Le danger de la sincérité

Le danger d'un blog comme celui-ci, c'est évidemment l'image de moi-même qui risque d'en sortir : acariâtre, rancunière, voire envieuse ou hystérique. Mais je n'ai déjà, dans la vraie vie, pas trop bonne presse. La solitude, un certain isolement, des rejets marqués ou bien des enthousiasmes suspects : je n'ai pas une personnalité lisse, qui permet une vie sociale facile et d'obtenir aisément  la sécurité affective.

Longtemps, je me contentais de prendre note du phénomène, d'un haussement d'épaules. C'était mon énergie, me semblait-il, qui faisait que "les autres", s'accrochant à moi comme des wagons, se laissant entraîner, les éloignait de moi. Et puis une apparence physique qui s'était beaucoup dégradée, ces dernières années. Si vous y ajoutez mes goûts pour la lecture, l'étude, les débats intellectuels, mon incapacité à jouer le rôle de miroir complaisant que beaucoup d'hommes demandent à leurs compagnes, vous en déduirez facilement que ma vie amoureuse n'a pas dû être facile tous les jours, et que mon premier mouvement, vis-à-vis de mes compagnons successifs, a été la reconnaissance. Chacun d'entre eux (il n'y en a pas eu tant que cela, autant que de doigts d'un main simplement, si l'on parle des amours "nécessaires") avait dû faire l'effort de passer outre ce qu'il y a de déplaisant chez moi, avant tout  cette incapacité à accepter ce qu'il peut y avoir de "bien" dans ma personnalité. Je veux dire que, jeune, il suffisait qu'un garçon me recherche et me regarde pour que je le fuis à tout jamais. Je n'aimais que ceux qui manifestaient, par leur indifférence à ma personne, une sorte de supériorité que je ne rencontrais pas souvent, que j'accordais à regret, et que je souhaitais inconsciemment détruire. 

L'histoire la plus importante de ma vie a donc bien été celle que je vis avec mon compagnon actuel, que j'envisage cependant, de plus en plus sérieusement, de quitter. Elle a duré, voyons, de 1988 à aujourd'hui ? 25 ans ? Comment peut-on sérieusement envisager de quitter quelqu'un chez qui on vit, avec qui on a eu un enfant -désormais adulte-, et qui a partagé tant et tant de tempêtes et de doux printemps avec vous ? Pour l'instant, je ne voudrais pas approfondir ce "comment" si terrible (car je ne sais certes pas "comment le quitter"). Je voudrais juste énumérer les "pourquoi".

Ce matin : cela fait le deuxième jour que je l'évite dans la maison, que je me tais, ce qui n'est certes pas mon habitude. On pourrait croire à du chantage : c'est plutôt l'attente anxieuse d'un signe d'attention, d'une question qu'il pourrait se, et me, poser : qu'est-ce qui ne va pas ?
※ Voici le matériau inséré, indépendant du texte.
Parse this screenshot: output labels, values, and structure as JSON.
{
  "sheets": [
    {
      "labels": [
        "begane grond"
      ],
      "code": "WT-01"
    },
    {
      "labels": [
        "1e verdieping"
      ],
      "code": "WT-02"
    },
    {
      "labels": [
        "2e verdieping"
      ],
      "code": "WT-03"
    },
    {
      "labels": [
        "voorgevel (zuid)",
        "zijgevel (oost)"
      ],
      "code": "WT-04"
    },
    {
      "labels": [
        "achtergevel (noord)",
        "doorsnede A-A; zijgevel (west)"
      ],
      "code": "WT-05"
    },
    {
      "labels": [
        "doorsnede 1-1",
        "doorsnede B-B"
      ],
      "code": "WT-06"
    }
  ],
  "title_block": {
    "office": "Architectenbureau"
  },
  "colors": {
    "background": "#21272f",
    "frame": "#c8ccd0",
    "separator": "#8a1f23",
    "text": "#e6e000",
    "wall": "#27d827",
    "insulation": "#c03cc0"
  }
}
Or, mon compagnon est incapable d'une telle démarche, si simple cependant. Toute remise en cause, même minime, de lui-même est inenvisageable. Je crois que c'est de cela que je souffre le plus, d'autant que cette posture se rigidifie, année après année. J'en suis d'ailleurs partiellement responsable. N'ai-je pas, sur mon blog "officiel", dressé le portrait d'un homme génial à tous points de vue ? N'ai-je pas écrit des textes d'amoureuse, de compagne fidèle ? N'ai-je pas encouragé cet orgueil, dont la souche première lui vient de son éducation ?

Conversation entre lui et son fils aîné (d'une première femme) : "Oui, je vais refaire tout le parquet de l'étage, je commence par le palier...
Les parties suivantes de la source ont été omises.